Cuando ayer se supo el contenido de las cajas negras, RENFE
se apresuró, como no lo había hecho hasta entonces para ninguna otra precisión,
en hacer público el protocolo sobre uso de teléfonos móviles por parte de los
maquinistas de servicio. Y la compañía no escatimó medios, enviando con premura
notas de prensa y poniendo a disposición de las televisiones a sus portavoces.
Algo que resulta más que mosqueante, porque cada vez está más claro que la
información que hasta ahora ha facilitado RENFE se está administrando en favor
de la compañía y, a veces, en perjuicio del maquinista, empleado suyo, que
conducía el tren.
Tal y como se ha presentado ante la opinión pública a
Francisco Garzón, más de uno se habrá formado de él la imagen de tipo
irresponsable, pendiente de jugar con el Facebook y adicto a la velocidad.
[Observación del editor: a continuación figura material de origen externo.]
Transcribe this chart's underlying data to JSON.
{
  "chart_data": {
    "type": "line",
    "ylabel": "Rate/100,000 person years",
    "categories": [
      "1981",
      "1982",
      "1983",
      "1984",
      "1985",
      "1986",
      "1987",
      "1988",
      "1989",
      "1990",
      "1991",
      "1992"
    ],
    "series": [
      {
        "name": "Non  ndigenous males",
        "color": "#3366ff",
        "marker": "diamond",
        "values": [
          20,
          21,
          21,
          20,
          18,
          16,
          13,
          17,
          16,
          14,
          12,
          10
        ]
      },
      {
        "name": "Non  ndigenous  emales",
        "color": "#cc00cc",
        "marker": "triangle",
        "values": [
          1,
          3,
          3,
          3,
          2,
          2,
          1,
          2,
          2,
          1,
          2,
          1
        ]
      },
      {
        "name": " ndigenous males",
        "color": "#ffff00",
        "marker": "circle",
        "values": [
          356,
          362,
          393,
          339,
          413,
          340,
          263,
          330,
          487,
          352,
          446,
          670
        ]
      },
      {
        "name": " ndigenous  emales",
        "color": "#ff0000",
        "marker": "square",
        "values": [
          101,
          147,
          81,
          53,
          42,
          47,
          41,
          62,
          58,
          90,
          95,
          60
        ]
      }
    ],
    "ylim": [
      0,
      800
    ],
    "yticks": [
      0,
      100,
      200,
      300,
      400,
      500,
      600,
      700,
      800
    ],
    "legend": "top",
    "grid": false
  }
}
Parece que no es así y menos mal que las cajas negras del tren han funcionado,
no como el ERTMS y quién sabe si el intercomunicador de cabina -tren tierra
creo que se llama- que conecta la cabina de mando con las estaciones y que,
para aclarar la ruta de entrada a Ferrol, fue sustituido por el móvil
profesional, el único autorizado a bordo y que sólo debía usarse para comunicar
incidencias del servicio o emergencias.
Cuanto más sabemos del accidente más sospechosa aparece la
administración y más burda parece su estrategia de autoexculpación en
detrimento del conductor del tren. Apostaría a que nunca sabremos quién filtró
a través de Facebook la secuencia del descarrile registrada por las cámaras de
seguridad, tampoco sabremos porque en cuestión de horas se había filtrado la
conversación de un Garzón todavía aturdido asumiendo la responsabilidad del
desastre y nada hemos sabido, hasta que lo ha revelado la caja negra en manos
del juez, de esa llamada previa que pudo haber desencadenado la tragedia.
Tendrán que explicar ahora por qué, si no es conveniente hablar con el
conductor, se le dieron instrucciones, precisamente cuando abordaba el punto
más peligroso del trazado de la línea.